En terminant, je conclus que M. Scherer et l’orthodoxie ont réciproquement une justice à se rendre. Des deux parts, il y a conséquence, conséquence serrée dans la solution de ces graves questions. La négation du péché, comme tel, entraîne chez M. Scherer celle du pardon, comme tel, et celle-ci celle de l’inspiration. Il ne se rendait peut-être pas compte de cet enchaînement quand il faisait le premier pas dans la voie dans laquelle il est entré. Mais les présuppositions existaient déjà d’une manière latente, et la force de la logique les a successivement amenées au jour. Nous contemplons maintenant le système dans son entier. D’autre part, l’orthodoxie n’est-elle pas conséquente aussi, quand, partant de la réalité du péché, elle réclame un pardon sérieux et s’attache à l’inspiration comme à la garantie divine de ce pardon ? Les seuls qui nous étonnent ici, au point de vue de la logique, ce sont ceux qui, tout en partageant les vues de M. Scherer sur l’inspiration et le pardon, ou sur l’inspiration seulement, se refusent à remonter jusqu’au premier anneau de la chaîne et combattent la notion du péché de M. Scherer.

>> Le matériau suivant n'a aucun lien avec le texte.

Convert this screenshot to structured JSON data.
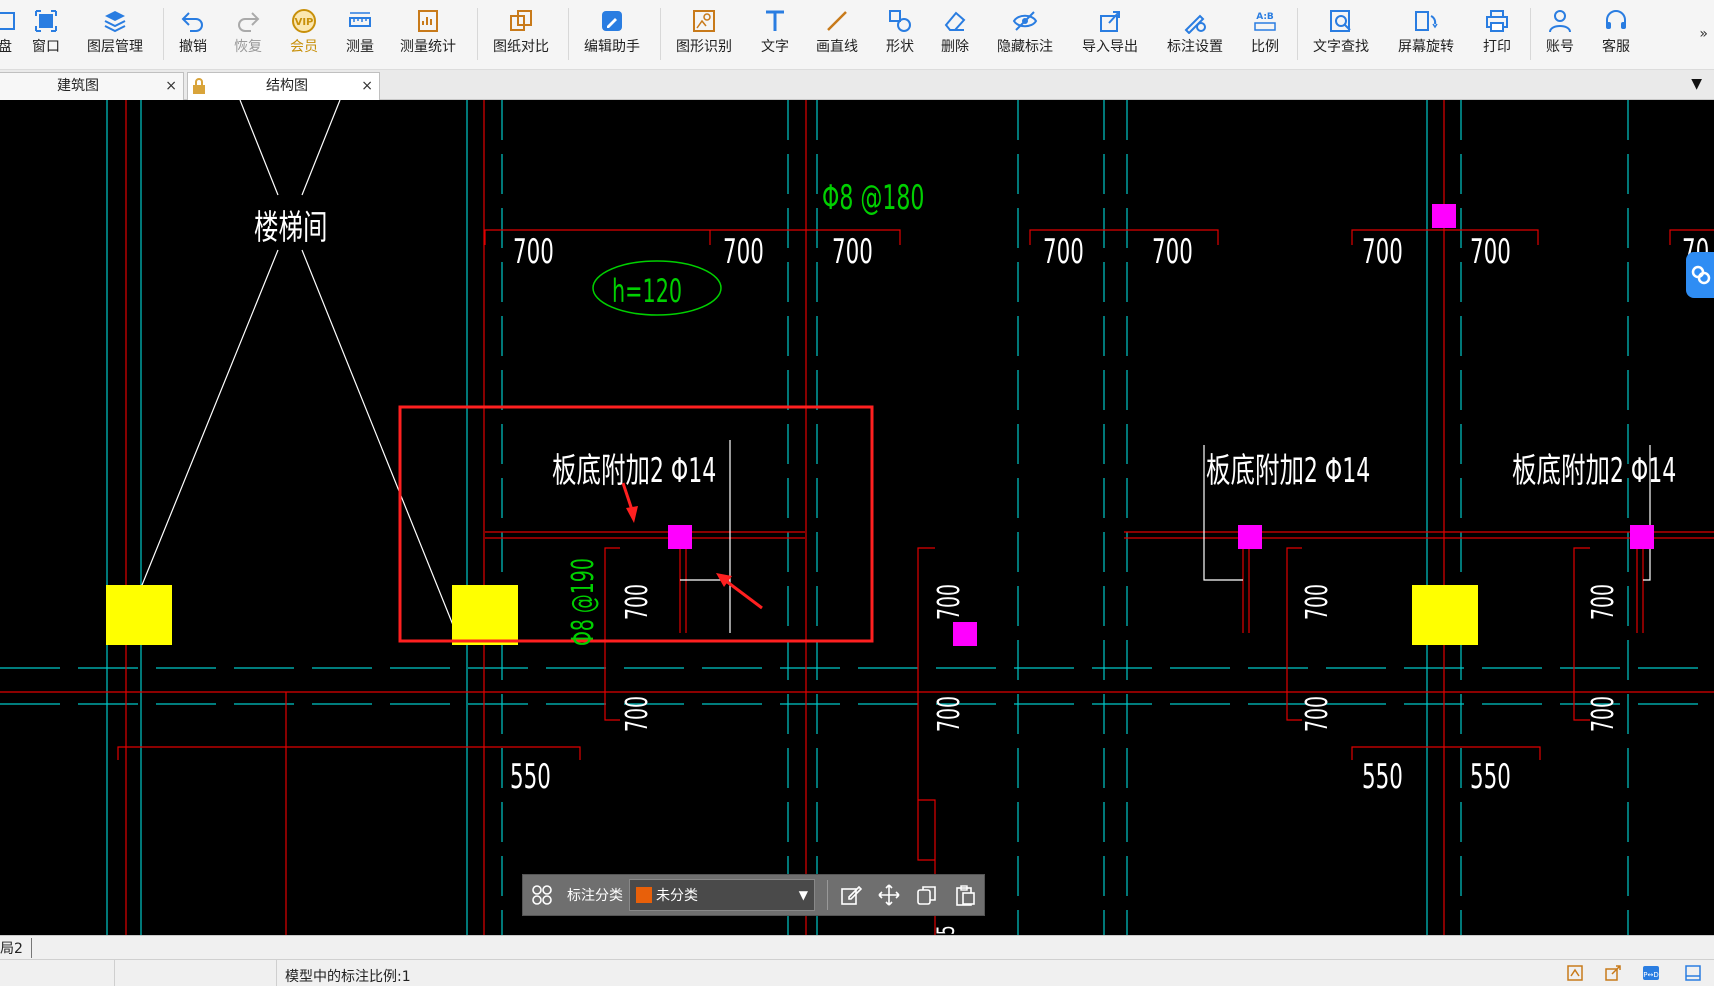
{
  "toolbar": {
    "items": [
      {
        "label": "盘",
        "icon": "disk-icon"
      },
      {
        "label": "窗口",
        "icon": "window-icon"
      },
      {
        "label": "图层管理",
        "icon": "layers-icon"
      },
      {
        "label": "撤销",
        "icon": "undo-icon"
      },
      {
        "label": "恢复",
        "icon": "redo-icon"
      },
      {
        "label": "会员",
        "icon": "vip-icon"
      },
      {
        "label": "测量",
        "icon": "ruler-icon"
      },
      {
        "label": "测量统计",
        "icon": "measure-stats-icon"
      },
      {
        "label": "图纸对比",
        "icon": "compare-icon"
      },
      {
        "label": "编辑助手",
        "icon": "edit-assistant-icon"
      },
      {
        "label": "图形识别",
        "icon": "shape-recognition-icon"
      },
      {
        "label": "文字",
        "icon": "text-icon"
      },
      {
        "label": "画直线",
        "icon": "line-icon"
      },
      {
        "label": "形状",
        "icon": "shape-icon"
      },
      {
        "label": "删除",
        "icon": "eraser-icon"
      },
      {
        "label": "隐藏标注",
        "icon": "hide-eye-icon"
      },
      {
        "label": "导入导出",
        "icon": "import-export-icon"
      },
      {
        "label": "标注设置",
        "icon": "annotation-settings-icon"
      },
      {
        "label": "比例",
        "icon": "scale-icon"
      },
      {
        "label": "文字查找",
        "icon": "text-search-icon"
      },
      {
        "label": "屏幕旋转",
        "icon": "screen-rotate-icon"
      },
      {
        "label": "打印",
        "icon": "printer-icon"
      },
      {
        "label": "账号",
        "icon": "user-icon"
      },
      {
        "label": "客服",
        "icon": "headset-icon"
      }
    ],
    "more": "»"
  },
  "tabs": [
    {
      "label": "建筑图",
      "close": "×"
    },
    {
      "label": "结构图",
      "close": "×"
    }
  ],
  "tab_menu": "▼",
  "drawing": {
    "labels": {
      "stair": "楼梯间",
      "rebar_top": "Φ8 @180",
      "slab_h": "h=120",
      "rebar_left": "Φ8 @190",
      "bottom_add_1": "板底附加2 Φ14",
      "bottom_add_2": "板底附加2 Φ14",
      "bottom_add_3": "板底附加2 Φ14"
    },
    "dims_top": [
      "700",
      "700",
      "700",
      "700",
      "700",
      "700",
      "700",
      "70"
    ],
    "dims_vertical": [
      "700",
      "700",
      "700",
      "700",
      "700",
      "700",
      "700",
      "700",
      "5"
    ],
    "dims_bottom": [
      "550",
      "550",
      "550"
    ]
  },
  "annotation_bar": {
    "category_label": "标注分类",
    "category_value": "未分类",
    "category_color": "#e8600a"
  },
  "layout_tab": "局2",
  "status": {
    "text": "模型中的标注比例:1"
  },
  "colors": {
    "canvas_bg": "#000000",
    "axis_red": "#e00000",
    "axis_cyan": "#00c8c8",
    "column_yellow": "#ffff00",
    "marker_magenta": "#ff00ff",
    "highlight_red": "#ff2020"
  }
}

Pour nous, en soumettant de nouveau, à l’occasion de cette discussion, les bases de notre conviction théologique à un sérieux examen, nous les avons plus que jamais trouvées solides. Cette déclaration fera sourire tel journaliste étranger à cette discussion. Nous nous garderons bien de nous en plaindre.

Quelles sont ces bases ? Ce ne sont pas des axiomes métaphysiques, des théorèmes scientifiques. Ce sont des faits intimes, des axiomes moraux, des besoins de cœur et de conscience. Pourquoi rougirions-nous de l’avouer à ceux qui ont pris pour devise : Conscience ! conscience chrétienne ! Le Seigneur lui-même n’a-t-il pas inscrit sur le portail de son temple cette question : Qui a soif ? Nous avons soif, soif comme saint Paul, soif comme saint Jean, parce que pour notre conscience, comme pour la leur, le péché est et reste péché. Sur cette équation morale, aussi inébranlable pour notre conscience qu’une équation mathématique pour notre raison, s’élève toute notre théologie, comme sur cette même base a reposé toute la leur. M. Scherer nous dit « qu’il serait tout disposé à se laisser convaincre par nous, et qu’il n’a qu’une raison pour ne pas accepter notre théologie, c’est l’impossibilité de se l’approprier. » A cela que répondre ? Qui a soif ? Voilà la question.